I remember in an oral history interview with someone from a very small plant in Iowa where he adamantly denied that there were wildcat strikes during the war. We turned off the tape recorder, and we showed him documents from the archives in which he’s named as leading a strike on the killing floor. We turned the recorder back on and he said, “Oh, that wasn’t a wildcat strike, boys. That was a job action. They were chiseling on the contract.” It’s really a remarkable interview and gets at something that’s very, very important. Throughout the 1940s in the packinghouses, in contradistinction to what’s happening in the auto plants, what’s happening in the steel mills, workers’ power at the point of production actually grows rather than erodes. I think the most remarkable figure I heard was that the Kansas City Armor plant in the 1940s had a steward ratio of almost one steward for every forty workers. And every steward was empowered to stop the line.

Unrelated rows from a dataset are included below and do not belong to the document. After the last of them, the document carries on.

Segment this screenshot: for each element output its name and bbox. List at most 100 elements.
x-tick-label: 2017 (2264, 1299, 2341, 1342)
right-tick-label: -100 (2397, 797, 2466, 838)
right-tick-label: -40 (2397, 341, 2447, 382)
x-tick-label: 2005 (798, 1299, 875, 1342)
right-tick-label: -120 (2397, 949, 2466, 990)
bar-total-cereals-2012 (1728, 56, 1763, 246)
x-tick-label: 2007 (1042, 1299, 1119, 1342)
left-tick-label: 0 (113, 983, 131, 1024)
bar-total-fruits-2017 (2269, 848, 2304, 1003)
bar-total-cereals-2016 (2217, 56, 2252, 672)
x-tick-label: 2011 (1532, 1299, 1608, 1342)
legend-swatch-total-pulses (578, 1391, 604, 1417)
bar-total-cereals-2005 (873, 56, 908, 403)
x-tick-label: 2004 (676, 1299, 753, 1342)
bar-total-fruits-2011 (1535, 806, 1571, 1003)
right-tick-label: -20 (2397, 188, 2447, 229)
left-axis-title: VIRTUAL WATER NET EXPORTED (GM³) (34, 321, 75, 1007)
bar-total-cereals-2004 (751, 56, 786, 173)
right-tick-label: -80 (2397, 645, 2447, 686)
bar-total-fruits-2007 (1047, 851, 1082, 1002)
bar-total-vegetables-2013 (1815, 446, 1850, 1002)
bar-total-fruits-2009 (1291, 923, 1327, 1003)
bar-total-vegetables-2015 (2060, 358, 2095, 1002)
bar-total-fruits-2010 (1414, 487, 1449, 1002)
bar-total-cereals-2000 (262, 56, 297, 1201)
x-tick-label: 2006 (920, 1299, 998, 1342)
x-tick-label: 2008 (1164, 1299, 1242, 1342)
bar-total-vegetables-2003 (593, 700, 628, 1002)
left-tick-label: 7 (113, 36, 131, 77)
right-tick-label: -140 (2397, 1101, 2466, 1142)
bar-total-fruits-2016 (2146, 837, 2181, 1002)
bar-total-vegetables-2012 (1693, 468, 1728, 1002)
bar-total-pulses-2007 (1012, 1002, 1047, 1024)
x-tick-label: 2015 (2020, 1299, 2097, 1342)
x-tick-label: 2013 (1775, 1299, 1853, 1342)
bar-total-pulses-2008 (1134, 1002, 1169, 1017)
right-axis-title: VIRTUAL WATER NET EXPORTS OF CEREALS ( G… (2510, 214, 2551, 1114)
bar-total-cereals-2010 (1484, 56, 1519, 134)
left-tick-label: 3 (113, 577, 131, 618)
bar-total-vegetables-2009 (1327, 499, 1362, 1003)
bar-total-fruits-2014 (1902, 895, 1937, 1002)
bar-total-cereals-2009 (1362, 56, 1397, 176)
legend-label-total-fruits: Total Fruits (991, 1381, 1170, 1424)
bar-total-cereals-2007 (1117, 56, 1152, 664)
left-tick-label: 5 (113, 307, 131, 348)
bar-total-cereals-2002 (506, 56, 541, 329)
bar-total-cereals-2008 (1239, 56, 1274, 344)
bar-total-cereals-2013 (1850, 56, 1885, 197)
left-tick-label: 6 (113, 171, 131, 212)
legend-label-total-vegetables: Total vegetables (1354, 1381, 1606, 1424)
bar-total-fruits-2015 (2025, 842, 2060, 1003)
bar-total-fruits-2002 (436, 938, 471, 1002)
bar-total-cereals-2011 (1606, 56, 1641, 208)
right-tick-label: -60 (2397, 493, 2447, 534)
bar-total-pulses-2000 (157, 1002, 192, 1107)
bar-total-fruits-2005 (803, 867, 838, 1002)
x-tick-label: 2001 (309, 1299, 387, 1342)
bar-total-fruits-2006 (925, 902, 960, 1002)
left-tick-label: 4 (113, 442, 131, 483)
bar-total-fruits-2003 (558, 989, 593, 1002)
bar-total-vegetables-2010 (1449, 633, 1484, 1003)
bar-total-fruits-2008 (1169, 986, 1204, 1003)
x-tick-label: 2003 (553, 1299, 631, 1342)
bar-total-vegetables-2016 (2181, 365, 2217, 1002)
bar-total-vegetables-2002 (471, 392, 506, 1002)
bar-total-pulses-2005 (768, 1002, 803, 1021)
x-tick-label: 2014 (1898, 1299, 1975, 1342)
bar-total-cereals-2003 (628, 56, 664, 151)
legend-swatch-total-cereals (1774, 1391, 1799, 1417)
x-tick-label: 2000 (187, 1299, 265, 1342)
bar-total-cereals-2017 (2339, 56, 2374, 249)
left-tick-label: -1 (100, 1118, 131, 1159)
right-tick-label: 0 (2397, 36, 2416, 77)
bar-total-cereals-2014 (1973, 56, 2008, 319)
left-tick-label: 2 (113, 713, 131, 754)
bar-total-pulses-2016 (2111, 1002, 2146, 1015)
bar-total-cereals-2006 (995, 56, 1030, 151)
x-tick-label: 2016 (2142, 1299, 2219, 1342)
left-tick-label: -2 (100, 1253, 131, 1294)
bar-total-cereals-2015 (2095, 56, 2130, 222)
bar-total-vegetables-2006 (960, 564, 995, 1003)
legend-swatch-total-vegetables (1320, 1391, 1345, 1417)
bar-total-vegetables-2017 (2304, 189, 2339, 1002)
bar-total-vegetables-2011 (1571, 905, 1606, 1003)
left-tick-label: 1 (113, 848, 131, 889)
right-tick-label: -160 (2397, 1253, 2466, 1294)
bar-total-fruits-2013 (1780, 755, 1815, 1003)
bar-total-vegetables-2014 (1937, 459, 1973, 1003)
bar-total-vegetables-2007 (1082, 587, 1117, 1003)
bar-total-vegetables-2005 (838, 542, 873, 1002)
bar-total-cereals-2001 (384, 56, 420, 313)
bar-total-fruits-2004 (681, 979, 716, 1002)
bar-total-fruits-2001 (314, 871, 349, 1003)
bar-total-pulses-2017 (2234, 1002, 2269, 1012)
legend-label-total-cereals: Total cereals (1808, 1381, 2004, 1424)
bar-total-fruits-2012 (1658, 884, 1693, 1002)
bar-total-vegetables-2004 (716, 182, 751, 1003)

This is really an outlier in the history of the CIO, but it also underscores how the bureaucratization that preceded apace during the 1940s hobbles the CIO at the end of that decade. It goes into the anti-communist period greatly diminished. In some ways, the civil war within the labor movement that you see because of the struggles around the left-wing question is really the final act. I don’t want to take too much away though from CIO leaders in the later ’40s. A while ago, I was looking at the 1946 CIO convention records, and it’s remarkable what was on the table and what’s being envisioned in 1946. Universal childcare, education, and health care, and not just for workers who are covered under union contracts. In many ways, that’s the high watermark.

Benjamin Y. Fong

What lessons can we draw from the experience of the PWOC and the CIO for the present moment?

Rick Halpern

Let me draw on the discussion to maybe make three points. The first big lesson is the power of industrial unionism, the power to organize workers across lines of race, gender, and ethnicity. It can yield an organization that can accomplish a great deal because employers have always used those divisions to weaken unions. I think that’s really been the Achilles’s heel of the old AFL craft union model.

Related to that, and perhaps more specific to the case of packinghouse workers in the 1930s and ’40s, is that when workers are empowered on the job, they can get a lot done. They can protect each other, and they can transform what can be a dangerous and degrading work situation into a situation where they can take pride, where they can be protected, and where they can earn a wage that will allow them to retire rather than be carried out of the plant. When they can earn a wage that will allow their kids to go to university, when they can earn a wage that can allow them to enjoy life, that’s pretty important. And I think it’s probably worth saying that a generation of packinghouse workers, thanks to the UPWA, rode these working-class jobs to a very comfortable middle-class lifestyle and tried to extend that to others.

I think the third lesson is that when industrial unionism spills beyond the workplace, when it becomes social unionism, when it begins to address workers’ concerns for equity and acceptance and dignity outside of the workplace, in the community, in the political arena, it’s even more powerful. Again, the UPWA accomplished something pretty remarkable in an era before what we recognize as the Dr King–led civil rights movement. They desegregated not just the plants in Chicago and Kansas City, but the plants in the South. In some cases, this was in violation of local statutes. But they were able to do that, and they were able to bring workers along, farther than they ever thought they were going to go, in building a consciousness of equity and inclusivity.